Once training is complete, the rep's job begins. For a new rep, this is very difficult because there is a lot to remember. But the most important thing to remember is that the rep has a role to play, and should always stay in the role while facilitating a call. Once a call has come onto the rep's board, the rep is responsible for the proper billing, initiation of the call to the called to party, announcing the call itself and explaining how the relay works if necessary. After the call is in place, the rep enters the role as the TTY customer, and is responsible for providing all pertinent information to the TTY. This includes anything that keeps the TTY customer informed on what is going on. It may include comments a person is making, inflection of a person's voice, or background noises.
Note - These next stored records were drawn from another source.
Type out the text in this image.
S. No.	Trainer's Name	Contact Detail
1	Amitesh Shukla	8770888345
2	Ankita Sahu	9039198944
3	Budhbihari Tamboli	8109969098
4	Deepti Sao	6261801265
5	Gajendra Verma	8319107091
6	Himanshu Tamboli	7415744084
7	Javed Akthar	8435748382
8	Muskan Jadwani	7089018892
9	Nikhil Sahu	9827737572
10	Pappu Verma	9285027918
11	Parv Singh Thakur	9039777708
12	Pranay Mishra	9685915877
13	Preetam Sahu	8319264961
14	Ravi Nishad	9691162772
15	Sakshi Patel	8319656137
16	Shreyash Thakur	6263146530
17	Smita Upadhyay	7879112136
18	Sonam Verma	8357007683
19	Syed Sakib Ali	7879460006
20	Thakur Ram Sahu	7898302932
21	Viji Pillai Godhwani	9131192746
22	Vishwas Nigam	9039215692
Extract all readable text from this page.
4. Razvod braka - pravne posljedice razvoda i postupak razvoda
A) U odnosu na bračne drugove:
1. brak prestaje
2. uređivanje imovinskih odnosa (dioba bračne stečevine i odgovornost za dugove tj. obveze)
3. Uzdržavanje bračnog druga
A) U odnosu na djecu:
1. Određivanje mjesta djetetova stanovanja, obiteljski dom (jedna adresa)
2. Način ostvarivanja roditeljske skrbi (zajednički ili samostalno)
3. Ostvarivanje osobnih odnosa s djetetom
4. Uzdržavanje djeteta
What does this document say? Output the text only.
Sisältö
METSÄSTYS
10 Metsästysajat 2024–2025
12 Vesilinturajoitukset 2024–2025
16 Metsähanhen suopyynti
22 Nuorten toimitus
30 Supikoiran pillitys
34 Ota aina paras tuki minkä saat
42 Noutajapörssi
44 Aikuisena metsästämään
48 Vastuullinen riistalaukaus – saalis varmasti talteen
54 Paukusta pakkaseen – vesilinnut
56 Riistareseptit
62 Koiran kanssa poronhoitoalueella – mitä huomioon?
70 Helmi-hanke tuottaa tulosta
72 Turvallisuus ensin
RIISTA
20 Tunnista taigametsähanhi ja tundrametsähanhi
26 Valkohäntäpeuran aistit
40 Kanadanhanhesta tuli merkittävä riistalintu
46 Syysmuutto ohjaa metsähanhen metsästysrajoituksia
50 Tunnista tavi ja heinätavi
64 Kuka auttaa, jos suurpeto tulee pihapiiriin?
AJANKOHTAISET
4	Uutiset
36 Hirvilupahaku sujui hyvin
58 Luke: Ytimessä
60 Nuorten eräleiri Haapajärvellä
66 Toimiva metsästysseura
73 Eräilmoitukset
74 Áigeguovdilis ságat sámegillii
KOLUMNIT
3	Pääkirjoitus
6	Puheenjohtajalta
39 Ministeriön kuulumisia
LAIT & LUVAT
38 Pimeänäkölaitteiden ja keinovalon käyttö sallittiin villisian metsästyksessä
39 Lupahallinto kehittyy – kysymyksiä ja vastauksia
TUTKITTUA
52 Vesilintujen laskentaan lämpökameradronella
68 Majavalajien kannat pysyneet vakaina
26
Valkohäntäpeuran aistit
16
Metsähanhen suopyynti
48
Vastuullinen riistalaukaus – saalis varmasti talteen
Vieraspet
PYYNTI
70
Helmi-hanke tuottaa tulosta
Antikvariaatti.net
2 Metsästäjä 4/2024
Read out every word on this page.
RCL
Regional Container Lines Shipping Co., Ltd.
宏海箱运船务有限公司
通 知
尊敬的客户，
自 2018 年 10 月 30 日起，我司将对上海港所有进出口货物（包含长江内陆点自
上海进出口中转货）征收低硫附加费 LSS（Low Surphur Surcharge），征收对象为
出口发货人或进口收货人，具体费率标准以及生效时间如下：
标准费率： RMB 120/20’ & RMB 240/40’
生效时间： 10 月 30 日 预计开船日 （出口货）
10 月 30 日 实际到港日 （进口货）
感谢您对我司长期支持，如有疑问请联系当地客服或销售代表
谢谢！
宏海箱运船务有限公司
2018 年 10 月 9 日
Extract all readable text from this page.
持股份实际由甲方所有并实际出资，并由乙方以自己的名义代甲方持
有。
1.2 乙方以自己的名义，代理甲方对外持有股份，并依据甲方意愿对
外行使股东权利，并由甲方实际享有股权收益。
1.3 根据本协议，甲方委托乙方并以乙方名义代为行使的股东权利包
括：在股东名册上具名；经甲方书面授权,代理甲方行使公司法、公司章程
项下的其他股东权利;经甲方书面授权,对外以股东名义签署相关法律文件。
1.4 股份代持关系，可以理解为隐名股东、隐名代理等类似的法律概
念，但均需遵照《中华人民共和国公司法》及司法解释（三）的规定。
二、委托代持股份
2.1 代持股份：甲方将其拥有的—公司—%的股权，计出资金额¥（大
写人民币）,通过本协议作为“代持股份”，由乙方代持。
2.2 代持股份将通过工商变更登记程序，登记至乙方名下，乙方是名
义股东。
A rep's job can be very tedious at times and also very rewarding. There is happiness and sadness in everyone's lives and a rep will encounter it daily. But after the day is done, knowing that you were able to help so many people in their lives is very rewarding. Without relay, persons who may be deaf, hard-of-hearing or speech-impaired would not be able to communicate with family friends or co-workers.
MRC is designed to provide you with quality connections and flexible communication that will make using the relay a positive experience. Our reps give each call their complete attention to ensure relay conversations take place with efficiency and ease.
** Facts you want to know but never asked **
What is the procedure for leaving a message on a voice answering machine?
The Rep will dial the number and type to you that you have reached and answering machine. Then they will ask if you would like to leave a message. After you type the message the rep will inform you when the message has been completed. You will only be billed for the first time the rep called the number.
Does the rep do the billing for my calls?
No, the rep does not bill you long distance calls. The rep will ask you who your long distance carrier is to make sure your call is billed to the correct provider.
How long can a rep hold for me while I look for another number?
MRC's rep can hold for 30 seconds if you need look for another number. This helps us to serve our customers who may need to make relay calls and not have to wait.
What does it mean when I get a recording that says "the number you have reached is not in service?"
Recordings such as this are put on by local providers. It may have been changed or disconnected for a variety of reasons. It does not mean there is a technical problem with MRC system.